The Tragedy of Macbeth, du Shakespeare brut [Critique]

Joel Coen, séparé de son frère, conçoit une adaptation fidèle de la tragédie de Shakespeare et ose une imagerie expressionniste ravissante.
Au retour d’une bataille, un seigneur écossais est convaincu par trois sorcières qu’il sera le prochain à porter la couronne. Son épouse le soutient activement dans ses plans pour prendre le pouvoir.
Il est des œuvres littéraires pour lesquels le septième art voue un amour indéfectible. En 1948 déjà, Orson Welles adaptait Macbeth, prêtant lui-même ses traits au roi d’Écosse maudit. Plus tard, la tragédie shakespearienne passa entre les mains d’Akira Kurosawa pour Le Château de l’araignée, fit un détour par la télévision et d’autres continents – l’Inde et l’Australie ont également pondu leur version – jusqu’au récent film éponyme de Justin Kurzel. À chaque décennie ses relectures, et c’est au tour de Joel Coen de s’attaquer au texte centenaire de Shakespeare, cette fois en solitaire. C’est sans son frère que le réalisateur reprend l’histoire bien connue du général à qui l’on murmure un destin royal, et dont la conscience flanche peu à peu jusqu’à l’hystérie. Cette ascension subite et macabre, précédant une chute qui ne l’est pas moins, Joel Coen la recrache le plus fidèlement du monde. Pour preuve, il fait réciter à ses comédiens les lignes originelles à la virgule près, se prêtant à un exercice théâtrale fondé sur de longs couloirs de dialogues, exhibant oralement la folie qui contamine le couple Macbeth. Ce n’est donc pas dans le verbe, aussi agréable soit-il, que The Tragedy of Macbeth tire son épingle du jeu, mais dans ce qui l’escorte et ceux qui le chantent. Le long-métrage fait le pari d’affubler Denzel Washington et Frances McDormand des rôles principaux, et le choix d’acteurs vieillissants marque une première singularité. Plus murs, plus proches de la fin, le couple est saisit par l’urgence : la peur de la mort se fait ressentir, tout comme l’angoisse de passer à côté d’une gloire qu’ils ont fantasmé. Outre la folie qui frappe à la porte, c’est le temps qui se pose en ennemi. Ce paramètre insuffle une sensibilité nouvelle au poème, une émotion discrète et lisible dans le regard ridé des deux acteurs multi-oscarisés. McDormand et Washington y sont à la fois magnifiques et effrayants.

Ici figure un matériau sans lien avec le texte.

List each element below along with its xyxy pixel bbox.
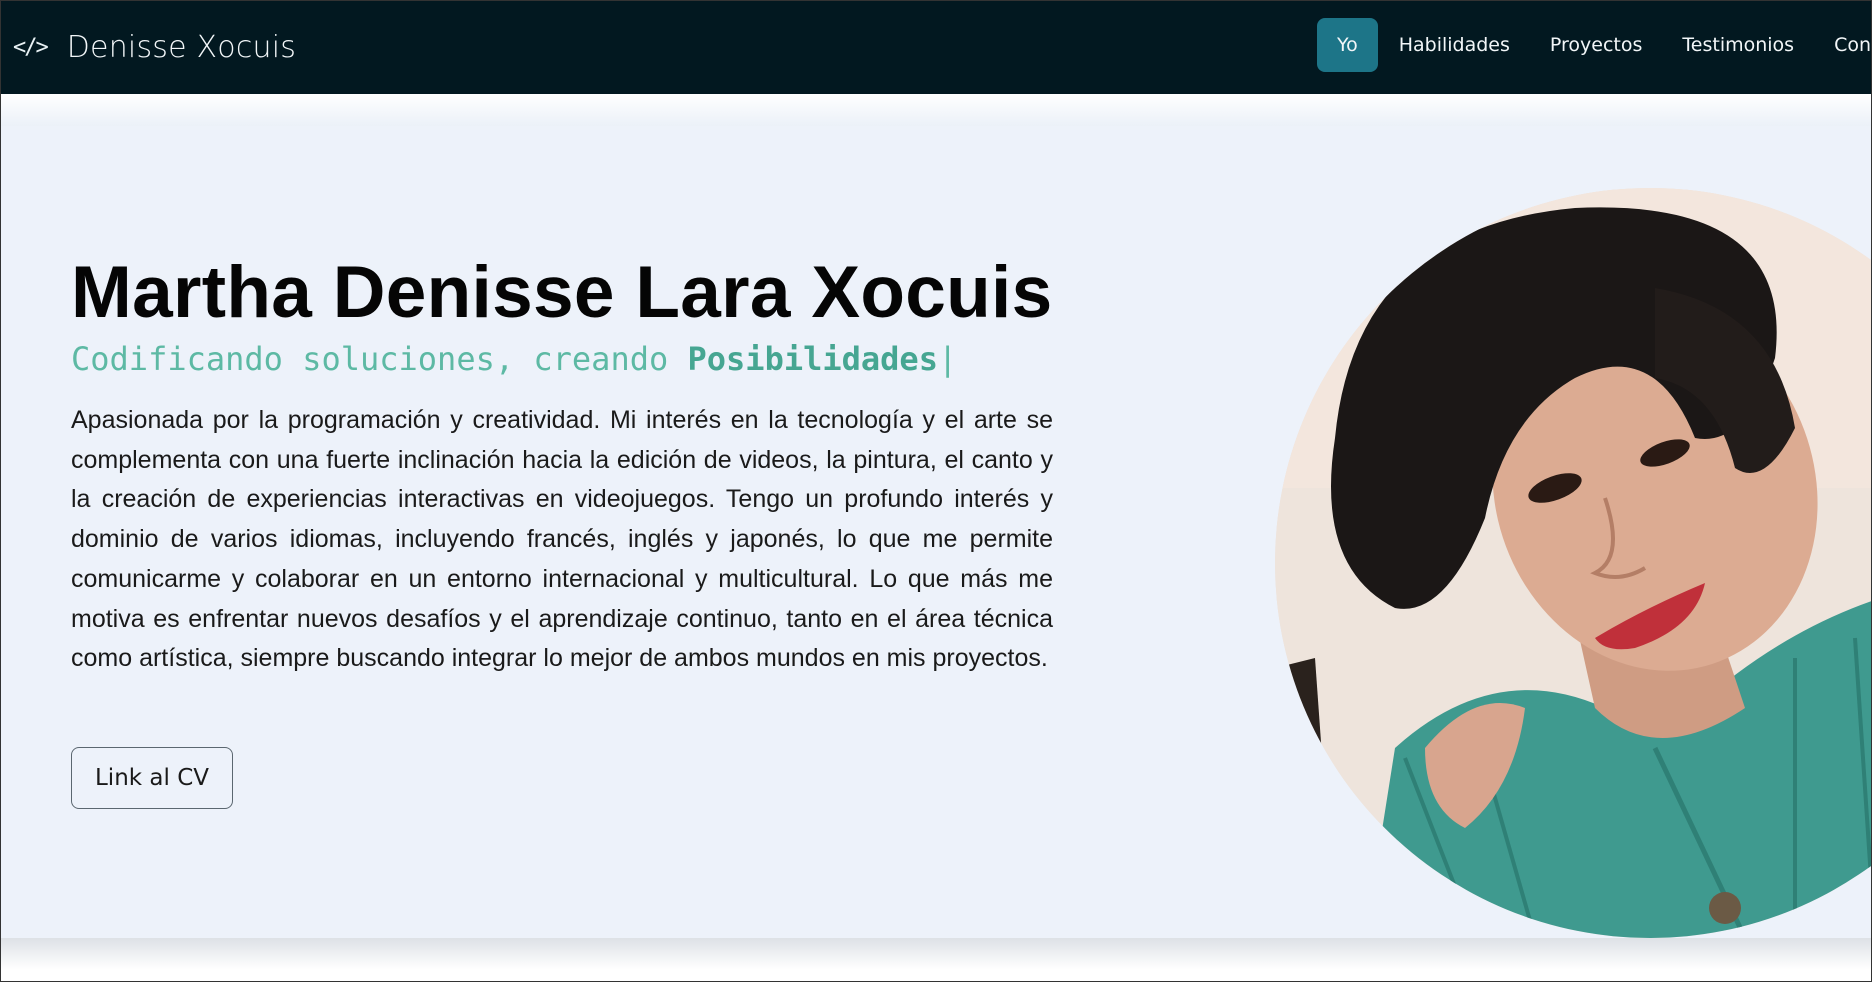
subtitle-prefix: Codificando soluciones, creando <box>71 340 688 378</box>
subtitle-accent: Posibilidades <box>687 340 938 378</box>
cv-link-button[interactable]: Link al CV <box>71 747 233 809</box>
brand-name: Denisse Xocuis <box>66 30 297 65</box>
nav-link-habilidades[interactable]: Habilidades <box>1379 18 1530 72</box>
navbar: </> Denisse Xocuis Yo Habilidades Proyec… <box>1 1 1871 94</box>
hero-subtitle: Codificando soluciones, creando Posibili… <box>71 340 957 378</box>
typing-cursor: | <box>937 340 958 378</box>
hero-description: Apasionada por la programación y creativ… <box>71 406 1053 673</box>
navbar-shadow <box>1 94 1871 128</box>
nav-link-contacto[interactable]: Contacto <box>1814 18 1871 72</box>
brand[interactable]: </> Denisse Xocuis <box>13 30 296 65</box>
hero-title: Martha Denisse Lara Xocuis <box>71 252 1053 333</box>
code-icon: </> <box>13 35 49 60</box>
nav-link-testimonios[interactable]: Testimonios <box>1662 18 1814 72</box>
section-divider <box>1 938 1871 981</box>
nav-links: Yo Habilidades Proyectos Testimonios Con… <box>1317 18 1871 72</box>
nav-link-proyectos[interactable]: Proyectos <box>1530 18 1663 72</box>
nav-link-yo[interactable]: Yo <box>1317 18 1378 72</box>
page: </> Denisse Xocuis Yo Habilidades Proyec… <box>0 0 1872 982</box>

Le cinéma des frères Coen partage bien des choses avec les écrits shakespeariens. Depuis leurs débuts, leurs longs-métrages s’arrangent autour d’événements brutaux, de bêtises humaines, d’hémoglobine et d’invraisemblances. Ce nouveau film, s’il n’appartient qu’à un seul des frangins, s’inscrit dans la continuité de leur filmographie. Un récit de criminels, de fous, drapé de nihilisme, à la forme plus qu’élaborée. Bruno Delbonnel (directeur de la photographie français et collaborateur de longue date) a la lourde tâche d’appuyer la psychologie des protagonistes, les tenants fantastiques et l’intemporalité de la pièce par l’image. Il opte pour le brutalisme et l’expressionnisme, revisitant les photogrammes de Murnau par les ombres, les géométries et les angles dérangeants. Le château perché, dans lequel l’intrigue s’étire majoritairement, a vite fait de se transformer en dédale sinistre. The Tragedy of Macbeth, de par son épure et ses symétries, rappelle aussi la vision de Kurosawa, sans chercher à imiter le maître japonais. En noir et blanc, au format carré, le film jouit d’une mise en scène tirée au cordeau. Son exactitude est peut-être ce qui le condamne également. Pas d’humour cette fois-ci, à peine un soupçon de cynisme, mais une austérité de tous les instants qui peut laisser le spectateur à distance. Un zeste de bizarrerie supplémentaire n’aurait pas été de refus, un pas de côté loufoque, donnant un peu plus de cœur à une adaptation qui ne manque pas de corps.